Volviendo al asunto de la presente entrada, también he podido leer un sinnúmero de artículos de opinión de nuestro Nobel de Literatura en su columna Piedra de Toque, publicada quincenalmente en el diario El País de España y replicada en el Suplemento Domingo de La República, diario peruano. Ah, sí, y un capítulo-ensayo llamado «La verdad de las mentiras», que leí en el taller de Crónicas que llevé en el primer trimestre del año. Absolutamente magnífico. Como nuestro profe’ mencionó en una clase, «Cuando Vargas Llosa era chévere». Ciertamente, espero descubrir los cambios por mí mismo en la jornada de mil años que, felizmente, ya he empezado.

A pesar de la limitada lectura que he hecho del escritor a este punto -considerando el tamaño de su producción-, siempre ha sido un referente en mi pensamiento, aunque algunas de sus ideas me hayan generado una notoria molestia, las cuales pienso refutar en este blog cuando «formalmente» llegue a ellas. Sin embargo, no es el caso ahora, sino el de contar que he completado la lectura de la edición de Santillana (2010) de sus cuentos: los seis de Los jefes (1959) y Los cachorros (1967). En esta oportunidad, me referiré a los primeros.

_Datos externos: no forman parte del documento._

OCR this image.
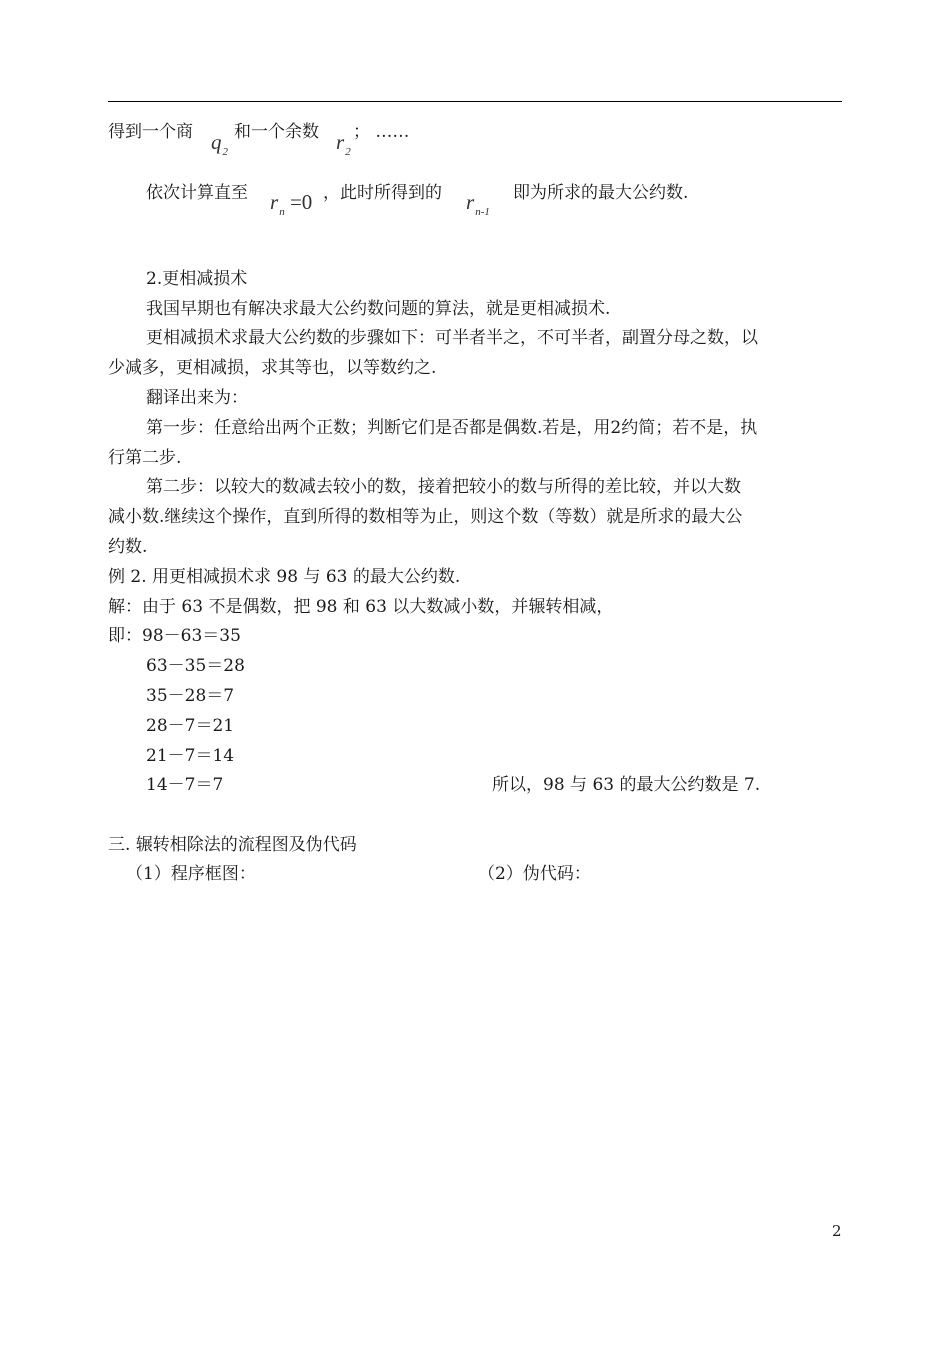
得到一个商 $q_2$
和一个余数 $r_2$
； ……
依次计算直至 $r_n =0$ ，此时所得到的 $r_{n-1}$
即为所求的最大公约数.
2.更相减损术
我国早期也有解决求最大公约数问题的算法，就是更相减损术.
更相减损术求最大公约数的步骤如下：可半者半之，不可半者，副置分母之数，以
少减多，更相减损，求其等也，以等数约之.
翻译出来为：
第一步：任意给出两个正数；判断它们是否都是偶数.若是，用2约简；若不是，执
行第二步.
第二步：以较大的数减去较小的数，接着把较小的数与所得的差比较，并以大数
减小数.继续这个操作，直到所得的数相等为止，则这个数（等数）就是所求的最大公
约数.
例 2. 用更相减损术求 98 与 63 的最大公约数.
解：由于 63 不是偶数，把 98 和 63 以大数减小数，并辗转相减，
即：98－63＝35
63－35＝28
35－28＝7
28－7＝21
21－7＝14
14－7＝7	所以，98 与 63 的最大公约数是 7.
三. 辗转相除法的流程图及伪代码
（1）程序框图：	（2）伪代码：
2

Si hay un elemento que destaca en cada uno de los seis, es su dinamismo. Cabe recordar que hablamos de los siguientes títulos: «Los jefes», «El desafío», «El hermano menor», «Día domingo», «Un visitante» y «El abuelo». Quizás sea por la naturaleza de los relatos en sí mismos, pero, en cada uno, desde un comienzo, la expectativa se hace muy presente: hay una situación en evolución, las aguas no están tranquilas, y quieres saber más. Y así continúan hasta alcanzar las definiciones finales, tanto para descubrir que no existe necesariamente un final: tan solo, retazos de historias más grandes, historias de vidas en conflicto, o atravesando uno. Sin embargo, esos retazos son suficientes, y ello es lo magistral.

Es como saltar de un conjunto de vidas a otro en algún momento de la cronología de su existencia y observar, por un breve lapso, qué están haciendo, viviendo, sufriendo. Son muestras de retazos vívidos de lo que nos rodea, aunque hayan sido contados, en modo ficción, hace más de 60 años. Y es que la Lima urbana está allí, tan bien reflejada, tan bien escrita. Lima y sus caracteres en interacción, con la excepción de dos de los cuentos, «El hermano menor» y «Un visitante», que salen de dicho espectro, pero se mantienen en el país.

Puedo notar que, desde el principio, Vargas Llosa fue atemporal, y no me sorprendería que, más allá de «Los cachorros», que comentaré en otra entrada, encuentre mucho más de esa magnífica vividez de la ciudad, en especial, la limeña.